I decided to go ahead, but I got a chest infection two days before I was due to go in, and we had to rearrange the date. Eventually, I went in on the morning of March 8th for my operation. I had the operation at 9am and I was back in the High Dependency Unit about 12.30. The care from everybody at the hospital was excellent. The anaesthetist, who’d seen me in the morning to go through what she was going to do, came back to see me in the evening, on her way home, about 7pm. My wife had said to the anaesthetist beforehand, you will wake him up, won’t you! When my wife saw her afterwards, she gave her a hug and said a big thank you.
The next day, the physiotherapist told me what I should and shouldn’t do and watched me walk up and down stairs, just to make sure I was OK. Mr Benjamin came to see me at lunchtime and asked if I wanted to go home. I said, yes please… particularly because my wife has eaten my lunch! I was quite surprised; I’d only been in for just over a day and I’d been told I could be there for three days.
Part of the reason I was ready to go home early, I think, was that I’d already been up and about a bit. I’d had a prostate operation last July and Mr Benjamin had warned me that men of my age, after an operation, tend to have trouble going to the toilet to start with. That happened to me for the first 12 hours, so I’d been going backwards and forwards out of my bed to the toilet, which was directly opposite the HDU. That probably helped, although it didn’t feel like it at the time!
I don’t remember much about that first week at home, other than my throat was a bit sore from having the anaesthetic tube down there. The only problem I had was, about two days after the operation, I had difficulty in swallowing – even my own saliva – so I wasn’t able to eat or drink. Mr Benjamin had warned me about this and it was a bit frightening. By good fortune, the following day, I bumped into Mr Benjamin while at the Hartswood to have the staples removed from my neck. He reassured me it was just a bit of swelling from the operation and, sure enough, it went after a day or two. He also told me not to run before I can walk. It was good advice because, to me, I could only see a cut in my neck; you don’t realize what’s going on in the inside.

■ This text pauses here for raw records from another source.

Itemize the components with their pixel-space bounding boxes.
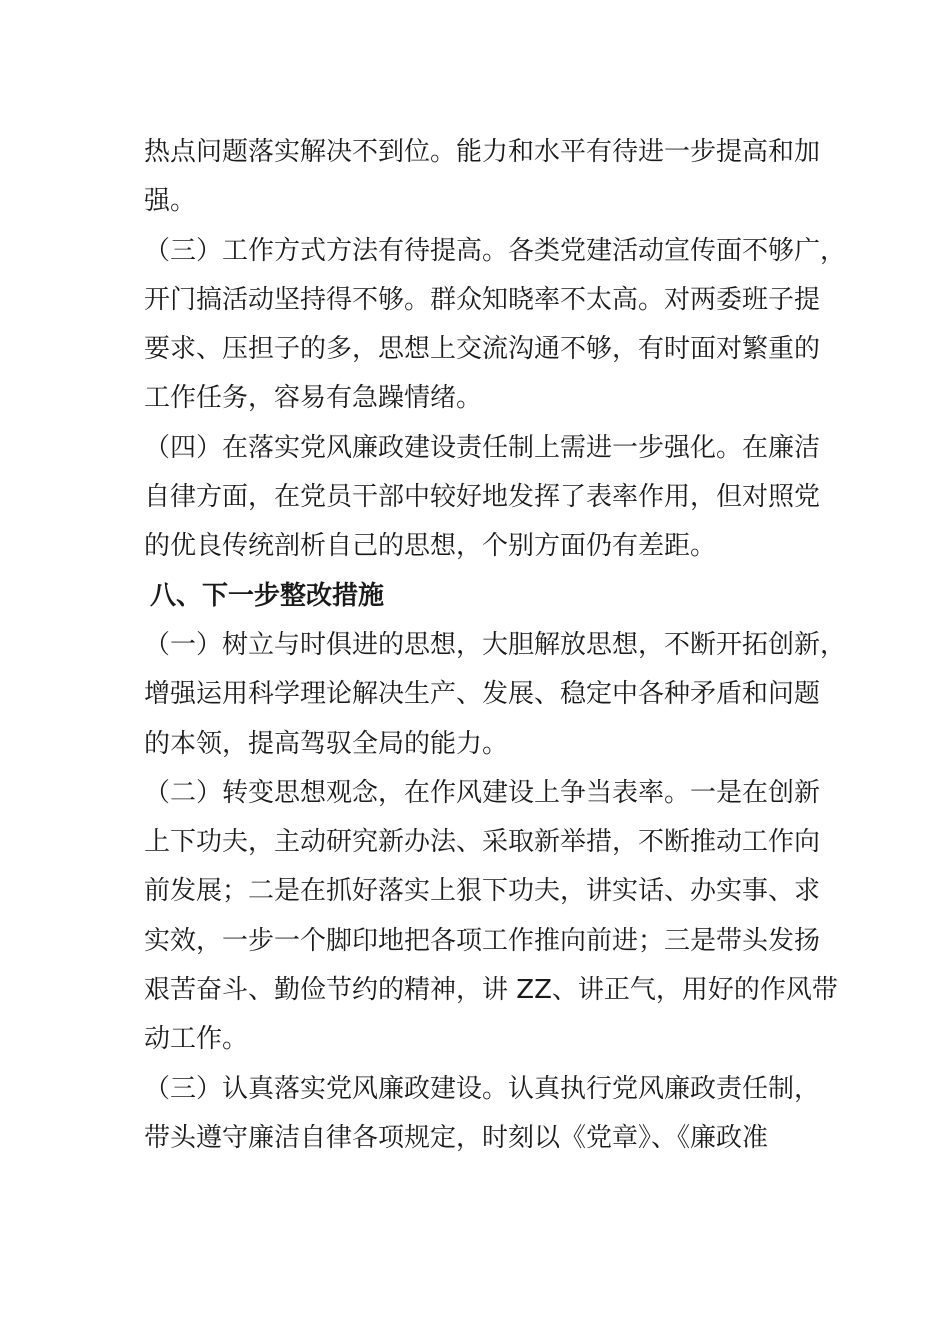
text-line: 动工作。 — [144, 1024, 249, 1055]
text-line: 强。 — [144, 186, 197, 217]
text-line: 上下功夫，主动研究新办法、采取新举措，不断推动工作向 — [144, 827, 821, 858]
text-line: 带头遵守廉洁自律各项规定，时刻以《党章》、《廉政准 — [144, 1122, 769, 1153]
paragraph-line: （三）认真落实党风廉政建设。认真执行党风廉政责任制， — [144, 1073, 821, 1104]
text-line: 热点问题落实解决不到位。能力和水平有待进一步提高和加 — [144, 137, 821, 167]
text-line: 增强运用科学理论解决生产、发展、稳定中各种矛盾和问题 — [144, 679, 821, 710]
paragraph-line: （一）树立与时俱进的思想，大胆解放思想，不断开拓创新， — [144, 629, 847, 660]
paragraph-line: （三）工作方式方法有待提高。各类党建活动宣传面不够广， — [144, 235, 847, 266]
paragraph-line: （四）在落实党风廉政建设责任制上需进一步强化。在廉洁 — [144, 432, 821, 463]
text-line: 要求、压担子的多，思想上交流沟通不够，有时面对繁重的 — [144, 334, 821, 365]
text-line: 的优良传统剖析自己的思想，个别方面仍有差距。 — [144, 531, 717, 562]
text-line: 自律方面，在党员干部中较好地发挥了表率作用，但对照党 — [144, 482, 821, 513]
paragraph-line: （二）转变思想观念，在作风建设上争当表率。一是在创新 — [144, 777, 821, 808]
document-body — [144, 128, 847, 1163]
text-line: 的本领，提高驾驭全局的能力。 — [144, 728, 509, 759]
text-line: 工作任务，容易有急躁情绪。 — [144, 383, 483, 414]
text-line: 开门搞活动坚持得不够。群众知晓率不太高。对两委班子提 — [144, 284, 821, 315]
text-line: 前发展；二是在抓好落实上狠下功夫，讲实话、办实事、求 — [144, 876, 821, 907]
text-line: 实效，一步一个脚印地把各项工作推向前进；三是带头发扬 — [144, 925, 821, 956]
section-heading: 八、下一步整改措施 — [150, 580, 385, 611]
text-line: 艰苦奋斗、勤俭节约的精神，讲 ZZ、讲正气，用好的作风带 — [144, 975, 838, 1006]
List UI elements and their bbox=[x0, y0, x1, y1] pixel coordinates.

I had to go and see Mr Benjamin six weeks later for a check-up, and everything has been fine. I’m recuperating at home, and gradually getting more use back in my arm. I was warned it could take some time, because when you’re using muscles you haven’t used for a while, they ache a bit. It’s well on the mend, though. Driving’s fine now. If I’m going to the tolls for the Dartford crossing, I can pay the guy now; I’m starting to do things that I realise I couldn’t do before.
I’d recommend it to anyone thinking about it. I’m 67 and I didn’t really fancy spending the rest of my life with an arm that doesn’t work properly, particularly as it was the dominant one. I took a chance to a certain extent; you’ve got to weigh it up in your own mind, but I would certainly recommend it. Have a long discussion with your consultant or your neurosurgeon first, but I certainly wouldn’t hesitate to do it if I was in the same situation again.
Mr Benjamin really was first-class. I’d recommend him to anybody. All the consultants and hospital staff were most supportive. The anaesthetist was exceptionally nice; Mr Auplish was very helpful and reassuring; and the consultants who did the nerve tests and the pain relief were all excellent and very professional. I’m just very grateful to Mr Benjamin for what he did for me.